Mission Events
The Space Systems Command (SSC) in El Segundo awarded an indefinite-delivery, indefinite-quantity (IDIQ) contract on April 7, 2026, for space-based space domain awareness capability. The 14-company pool includes Anduril, Astranis, BAE Systems Space, General Atomics, Intuitive Machines, L3Harris, Lockheed Martin, Millennium Space Systems, Northrop Grumman, Quantum Space, Redwire, Sierra Space, True Anomaly, and Turion Space. The IDIQ ceiling and individual task order values were not disclosed. The procurement was competitive with 32 offers received.
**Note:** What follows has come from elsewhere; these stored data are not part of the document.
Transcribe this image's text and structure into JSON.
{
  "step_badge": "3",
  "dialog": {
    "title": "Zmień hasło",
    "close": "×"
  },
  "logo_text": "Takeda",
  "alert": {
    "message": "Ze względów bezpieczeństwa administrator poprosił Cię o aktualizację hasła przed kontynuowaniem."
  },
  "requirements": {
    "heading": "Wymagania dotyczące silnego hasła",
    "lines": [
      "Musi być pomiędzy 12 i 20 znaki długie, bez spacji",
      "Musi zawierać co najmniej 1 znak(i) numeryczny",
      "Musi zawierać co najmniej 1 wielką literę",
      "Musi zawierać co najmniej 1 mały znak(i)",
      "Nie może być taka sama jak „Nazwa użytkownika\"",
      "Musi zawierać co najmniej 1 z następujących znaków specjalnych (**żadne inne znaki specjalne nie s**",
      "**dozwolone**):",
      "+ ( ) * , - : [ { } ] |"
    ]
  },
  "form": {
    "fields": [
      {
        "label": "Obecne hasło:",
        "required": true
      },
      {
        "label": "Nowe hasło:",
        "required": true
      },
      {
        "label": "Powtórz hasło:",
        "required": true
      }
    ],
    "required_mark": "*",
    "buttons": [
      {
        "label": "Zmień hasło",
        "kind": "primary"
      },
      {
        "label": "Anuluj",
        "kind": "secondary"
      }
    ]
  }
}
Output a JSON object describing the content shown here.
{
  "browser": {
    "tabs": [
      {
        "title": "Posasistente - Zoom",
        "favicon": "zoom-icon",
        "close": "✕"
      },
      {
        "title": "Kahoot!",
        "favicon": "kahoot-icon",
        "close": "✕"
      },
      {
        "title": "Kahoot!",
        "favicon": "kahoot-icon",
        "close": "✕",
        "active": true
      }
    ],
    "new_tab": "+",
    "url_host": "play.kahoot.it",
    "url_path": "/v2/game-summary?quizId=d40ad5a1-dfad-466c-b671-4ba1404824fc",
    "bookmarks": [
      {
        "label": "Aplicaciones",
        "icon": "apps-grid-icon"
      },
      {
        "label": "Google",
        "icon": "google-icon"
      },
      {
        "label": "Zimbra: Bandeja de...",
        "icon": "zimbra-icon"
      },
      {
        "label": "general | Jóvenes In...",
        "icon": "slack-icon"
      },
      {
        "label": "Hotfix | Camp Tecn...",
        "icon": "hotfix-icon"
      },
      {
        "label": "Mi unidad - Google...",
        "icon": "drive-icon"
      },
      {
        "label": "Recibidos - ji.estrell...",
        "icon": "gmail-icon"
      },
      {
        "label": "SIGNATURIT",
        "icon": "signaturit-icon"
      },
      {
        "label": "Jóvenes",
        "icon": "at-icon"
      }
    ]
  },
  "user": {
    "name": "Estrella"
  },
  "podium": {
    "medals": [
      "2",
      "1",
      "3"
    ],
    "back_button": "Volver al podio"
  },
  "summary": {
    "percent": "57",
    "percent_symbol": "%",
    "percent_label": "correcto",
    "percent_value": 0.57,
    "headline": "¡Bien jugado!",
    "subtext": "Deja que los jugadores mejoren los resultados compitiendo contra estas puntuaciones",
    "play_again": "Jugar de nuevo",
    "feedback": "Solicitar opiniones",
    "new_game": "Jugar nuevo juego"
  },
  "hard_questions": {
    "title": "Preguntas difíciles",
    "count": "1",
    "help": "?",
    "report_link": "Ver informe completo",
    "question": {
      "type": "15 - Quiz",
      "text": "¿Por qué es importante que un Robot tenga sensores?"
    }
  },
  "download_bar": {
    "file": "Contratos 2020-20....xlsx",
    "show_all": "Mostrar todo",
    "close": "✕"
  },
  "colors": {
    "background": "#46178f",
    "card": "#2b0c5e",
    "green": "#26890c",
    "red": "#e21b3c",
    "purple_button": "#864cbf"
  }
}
This represents a significant commercial-first approach to orbital domain awareness infrastructure.
Senior NASA managers detail development of compact nuclear power systems to provide steady heat and electricity for lunar and Mars habitats, supporting long‑duration surface operations and science.
NASA formally locks in an April 1–7 2026 launch window for Artemis II, the first crewed flight of the Artemis program, to perform a lunar flyby using the SLS rocket and Orion spacecraft.
NASA leadership has chosen to redirect resources away from the long-planned Lunar Gateway orbital station toward building a more ambitious, sustained human base on the lunar surface. The decision reflects a broader Artemis program shift toward surface infrastructure.
NASA Administrator Jared Isaacman called for a monthly cadence of robotic lunar landers to the south pole starting next year, accelerating CLPS 2.0 and surface infrastructure.